Baseball stadium in Waco, Texas, US

Baylor Ballpark is the baseball stadium at Baylor University in Waco, Texas. The stadium was built on the site of Ferrell Field, Baylor's home from 1977 to 1998, by mid-February in 1999. The Bears have hosted three NCAA regional and two super regional tournaments at Baylor Ballpark, including one of each in their College World Series season of 2005.

==Attendance==
Baylor drew 100,000 fans in a season for the first time in 2005 en route to the College World Series. The Bears ranked in the nation's top 20 in attendance in the first nine full seasons they played at Baylor Ballpark. The stadium was voted as the third best collegiate baseball stadium in a 2003 poll conducted by Baseball America.

In 2019, the Bears ranked 33rd among Division I baseball programs in attendance, averaging 1,981 per home game.

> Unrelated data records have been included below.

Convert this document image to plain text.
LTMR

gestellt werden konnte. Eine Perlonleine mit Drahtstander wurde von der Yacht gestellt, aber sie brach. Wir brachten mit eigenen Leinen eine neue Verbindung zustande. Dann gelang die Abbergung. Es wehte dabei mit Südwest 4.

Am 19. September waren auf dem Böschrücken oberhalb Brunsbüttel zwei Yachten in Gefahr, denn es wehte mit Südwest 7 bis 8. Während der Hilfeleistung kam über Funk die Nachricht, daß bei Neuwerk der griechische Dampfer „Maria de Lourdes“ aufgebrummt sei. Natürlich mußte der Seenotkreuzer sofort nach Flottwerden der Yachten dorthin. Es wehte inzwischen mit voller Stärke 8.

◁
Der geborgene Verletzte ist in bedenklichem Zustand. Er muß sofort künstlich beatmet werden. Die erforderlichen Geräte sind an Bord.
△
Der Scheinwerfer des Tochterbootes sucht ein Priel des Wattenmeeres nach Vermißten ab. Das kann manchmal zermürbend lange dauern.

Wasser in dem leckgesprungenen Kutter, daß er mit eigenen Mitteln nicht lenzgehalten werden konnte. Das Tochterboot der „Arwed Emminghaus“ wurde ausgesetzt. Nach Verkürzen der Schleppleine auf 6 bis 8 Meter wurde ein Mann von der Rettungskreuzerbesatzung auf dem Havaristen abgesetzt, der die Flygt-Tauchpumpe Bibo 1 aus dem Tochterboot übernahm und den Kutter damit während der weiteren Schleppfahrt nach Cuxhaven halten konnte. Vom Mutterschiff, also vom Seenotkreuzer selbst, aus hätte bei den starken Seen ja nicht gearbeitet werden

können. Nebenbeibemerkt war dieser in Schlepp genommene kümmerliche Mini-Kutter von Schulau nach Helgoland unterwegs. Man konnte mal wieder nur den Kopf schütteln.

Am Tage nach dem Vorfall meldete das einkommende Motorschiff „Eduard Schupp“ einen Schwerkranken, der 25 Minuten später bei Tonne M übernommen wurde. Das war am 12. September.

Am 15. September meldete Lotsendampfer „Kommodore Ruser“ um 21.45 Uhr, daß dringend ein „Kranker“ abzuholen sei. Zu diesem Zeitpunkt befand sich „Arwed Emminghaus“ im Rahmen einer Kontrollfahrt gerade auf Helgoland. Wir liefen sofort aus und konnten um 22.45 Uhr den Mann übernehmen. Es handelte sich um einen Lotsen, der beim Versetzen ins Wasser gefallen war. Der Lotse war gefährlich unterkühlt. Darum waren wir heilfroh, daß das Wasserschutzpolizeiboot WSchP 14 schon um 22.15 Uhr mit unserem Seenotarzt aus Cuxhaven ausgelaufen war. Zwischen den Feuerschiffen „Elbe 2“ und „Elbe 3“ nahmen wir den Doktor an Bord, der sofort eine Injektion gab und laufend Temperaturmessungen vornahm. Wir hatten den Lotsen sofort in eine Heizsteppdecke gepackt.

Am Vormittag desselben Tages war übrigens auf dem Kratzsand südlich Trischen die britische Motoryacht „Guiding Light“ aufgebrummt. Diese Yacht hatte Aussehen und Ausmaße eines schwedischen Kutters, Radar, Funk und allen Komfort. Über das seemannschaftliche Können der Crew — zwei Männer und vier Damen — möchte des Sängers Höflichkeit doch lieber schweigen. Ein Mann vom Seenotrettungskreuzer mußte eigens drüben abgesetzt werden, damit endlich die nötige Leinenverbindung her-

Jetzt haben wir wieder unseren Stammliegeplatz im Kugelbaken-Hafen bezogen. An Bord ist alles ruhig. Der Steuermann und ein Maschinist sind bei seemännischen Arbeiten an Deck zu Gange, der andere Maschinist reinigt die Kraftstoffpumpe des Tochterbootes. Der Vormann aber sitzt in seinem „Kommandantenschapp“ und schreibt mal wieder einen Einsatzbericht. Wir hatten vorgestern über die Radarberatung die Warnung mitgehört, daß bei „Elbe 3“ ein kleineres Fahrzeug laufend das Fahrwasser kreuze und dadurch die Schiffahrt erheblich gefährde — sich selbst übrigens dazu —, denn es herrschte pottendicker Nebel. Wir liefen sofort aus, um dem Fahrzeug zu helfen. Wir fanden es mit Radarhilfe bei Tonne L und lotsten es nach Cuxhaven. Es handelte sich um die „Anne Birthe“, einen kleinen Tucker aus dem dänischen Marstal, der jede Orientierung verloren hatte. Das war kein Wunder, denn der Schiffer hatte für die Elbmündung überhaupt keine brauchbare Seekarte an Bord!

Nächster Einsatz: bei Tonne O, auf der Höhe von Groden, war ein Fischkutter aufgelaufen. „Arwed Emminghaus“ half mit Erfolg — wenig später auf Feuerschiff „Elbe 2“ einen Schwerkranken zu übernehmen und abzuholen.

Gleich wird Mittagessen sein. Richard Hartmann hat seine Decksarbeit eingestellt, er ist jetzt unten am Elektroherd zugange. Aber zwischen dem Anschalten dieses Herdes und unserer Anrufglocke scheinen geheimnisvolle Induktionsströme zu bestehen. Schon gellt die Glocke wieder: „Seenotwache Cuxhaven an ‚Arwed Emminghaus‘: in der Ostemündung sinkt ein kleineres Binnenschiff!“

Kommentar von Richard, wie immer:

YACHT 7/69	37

| Year | Total | Average |
|---|---|---|
| 1999* | 63,147 | 1,914 |
| 2000 | 87,127 | 2,811 |
| 2001 | 92,672 | 2,808 |
| 2002 | 89,343 | 2,882 |
| 2003 | 85,620 | 3,058 |
| 2004 | 90,693 | 2,748 |
| 2005 | 109,621 | 3,045 |
| 2006 | 96,427 | 3,013 |
| 2007 | 101,791 | 3,181 |
| 2008 | 95,027 | 3,065 |
| 2009 | 90,261 | 2,912 |
| 2010 | 89,804 | 2,641 |
| 2011 | 80,672 | 2,689 |
| 2012 | 126,947 | 3,255 |
| 2013 | 77,572 | 2,873 |
| 2014 | 74,648 | 2,575 |
| 2015 | 65,631 | 2,344 |
| 2016 | 74,735 | 2,335 |
| 2017 | 71,008 | 2,291 |
| 2018 | 56,754 | 2,183 |
| 2019 | 61,414 | 1,981 |
| Total | 1,710,984 | 2,695 |

- - 1999 total reflects only games at Baylor Ballpark and does not include the 4 home games played at McLennan CC in Waco. Baylor played its 1999 home schedule at Baylor Ballpark despite ongoing construction.